No domingo (17), Aimoré e Novo Hamburgo decidem quem estará no Gauchão 2026. O encontro será no Estádio Cristo Rei, em São Leopoldo, pelo segundo jogo das semifinais da Divisão de Acesso.
O Índio Capilé tenta retornar à elite do futebol gaúcho após o rebaixamento em 2023. O Nóia, por sua vez, busca se reerguer na temporada seguinte à queda. No primeiro duelo, vitória anilada por 3 a 1, o que permite ao Novo Hamburgo perder por até um gol de diferença. O Aimoré precisa vencer por dois gols para levar a decisão aos pênaltis.
Na outra semifinal, o Inter-SM venceu o Veranópolis por 2 a 1, no Estádio Antônio David Farina, e agora decide a vaga em casa. Os dois finalistas da competição garantem o acesso ao Campeonato Gaúcho.
A força no Cristo Rei
No primeiro turno, o Aimoré fez uma campanha que o credenciou entre os favoritos ao título. A equipe perdeu apenas uma partida e sofreu cinco gols. Nas quartas de final, passou pelo Lajeadense com duas vitórias. Mas quis o destino que a segunda derrota viesse justamente contra o maior rival, já na fase de mata-mata. Internamente, o clube busca retomar a confiança para reverter o placar.

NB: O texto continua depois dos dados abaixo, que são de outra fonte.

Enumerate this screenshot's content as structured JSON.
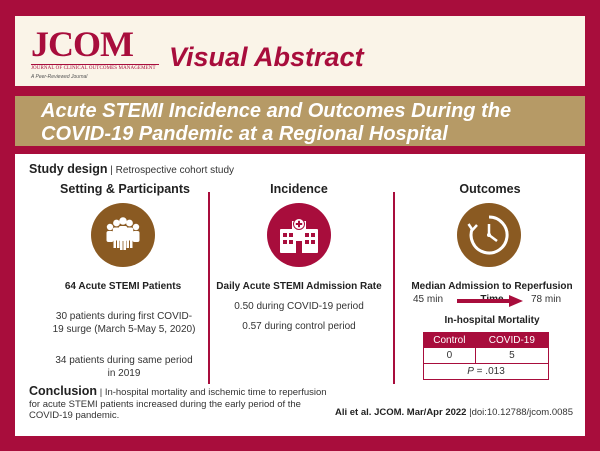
{
  "brand": {
    "logo": "JCOM",
    "logo_subtitle": "JOURNAL OF CLINICAL OUTCOMES MANAGEMENT",
    "tagline": "A Peer-Reviewed Journal",
    "header_title": "Visual Abstract"
  },
  "title": "Acute STEMI Incidence and Outcomes During the COVID-19 Pandemic at a Regional Hospital",
  "study_design": {
    "label": "Study design",
    "value": "Retrospective cohort study"
  },
  "setting": {
    "heading": "Setting & Participants",
    "icon": "people-group-icon",
    "count_label": "64 Acute STEMI Patients",
    "group1": "30 patients during first COVID-19 surge (March 5-May 5, 2020)",
    "group2": "34 patients during same period in 2019"
  },
  "incidence": {
    "heading": "Incidence",
    "icon": "hospital-icon",
    "metric": "Daily Acute STEMI Admission Rate",
    "covid": "0.50 during COVID-19 period",
    "control": "0.57 during control period"
  },
  "outcomes": {
    "heading": "Outcomes",
    "icon": "clock-icon",
    "metric": "Median Admission to Reperfusion Time",
    "from": "45 min",
    "to": "78 min",
    "mortality_heading": "In-hospital Mortality",
    "table": {
      "headers": [
        "Control",
        "COVID-19"
      ],
      "values": [
        "0",
        "5"
      ],
      "p_label": "P",
      "p_value": " = .013"
    }
  },
  "conclusion": {
    "label": "Conclusion",
    "text": "In-hospital mortality and ischemic time to reperfusion for acute STEMI patients increased during the early period of the COVID-19 pandemic."
  },
  "citation": {
    "authors": "Ali et al. JCOM. Mar/Apr 2022",
    "doi": "doi:10.12788/jcom.0085"
  },
  "colors": {
    "primary": "#a80d3c",
    "gold": "#b69a66",
    "cream": "#faf4e8",
    "circle_brown": "#8a5a22"
  }
}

— Fizemos a análise do jogo para entender o que aconteceu. O time mostrou regularidade durante a competição. Queremos retomar o trabalho da forma que vinha sendo feito para voltar a jogar como sempre jogamos — analisa o vice-presidente de futebol do Aimoré, Fabiano de Mari.

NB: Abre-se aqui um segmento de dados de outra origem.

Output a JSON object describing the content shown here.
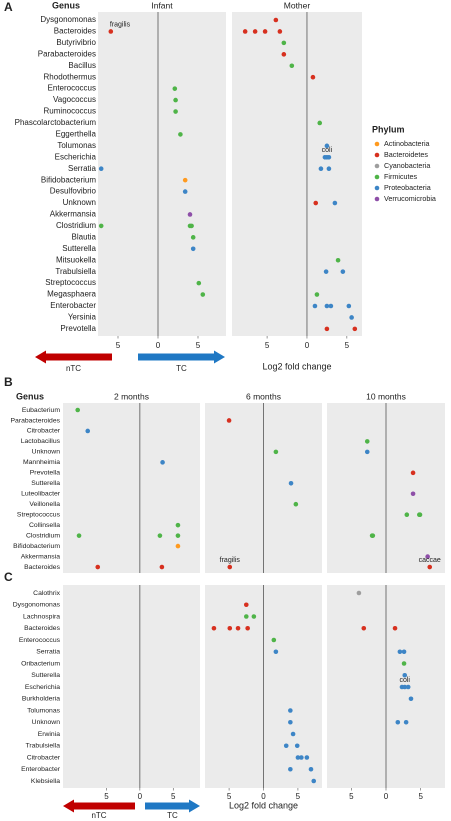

O fator local pode ser um aliado do Índio Capilé na tentativa de virada. O time comandado por Paulo Henrique Marques ainda não perdeu em seus domínios. São seis vitórias em oito jogos. Com promoções de ingressos e entradas gratuitas , o estádio deve receber casa cheia no domingo (17).
— O time joga junto com a torcida. O torcedor esteve presente durante todo o campeonato. Temos certeza e convicção de que eles vão nos apoiar do primeiro ao último minuto. Vamos lotar a casa para fazer a pressão em busca da virada — afirma o vice-presidente.
Da instabilidade ao favoritismo
Apontado como um dos favoritos ao acesso no início da competição, o Novo Hamburgo começou com duas vitórias seguidas. Mas, depois de três tropeços, trocou Daniel Franco por Marcelo Caranhato no comando da equipe. O novo treinador, no entanto, esteve à beira do campo apenas uma vez antes de deixar o clube rumo ao Azuriz, da Série D do Campeonato Brasileiro.
Sem tempo para errar e com o acesso em risco, a diretoria recorreu a um nome de peso: Rogério Zimmermann. Velho conhecido do executivo de futebol Luís Fernando Hannecker, o técnico chegou com a missão de, em pouco tempo, reorganizar a equipe e conquistar a classificação para as quartas de final.
Em 11 jogos sob seu comando, o Anilado venceu seis, empatou quatro e perdeu apenas um, retomando o rumo planejado no início da temporada.
— Já vínhamos há muito tempo trabalhando por esse momento. A melhor forma de trabalhar nesse momento é com simplicidade, com respeito às equipes adversárias. Procuramos ter um cuidado com os detalhes, dentro e fora do campo, que antecedem o jogo. Nosso projeto sempre foi esse, com o objetivo de conquistar o acesso — afirma Hannecker.
Assim como o rival, o Novo Hamburgo vê o apoio da torcida como peça-chave na busca pela vaga. Para o jogo de volta, cerca de 200 torcedores devem acompanhar o time fora de casa. A diretoria disponibilizou transporte saindo do Estádio do Vale até a cidade vizinha.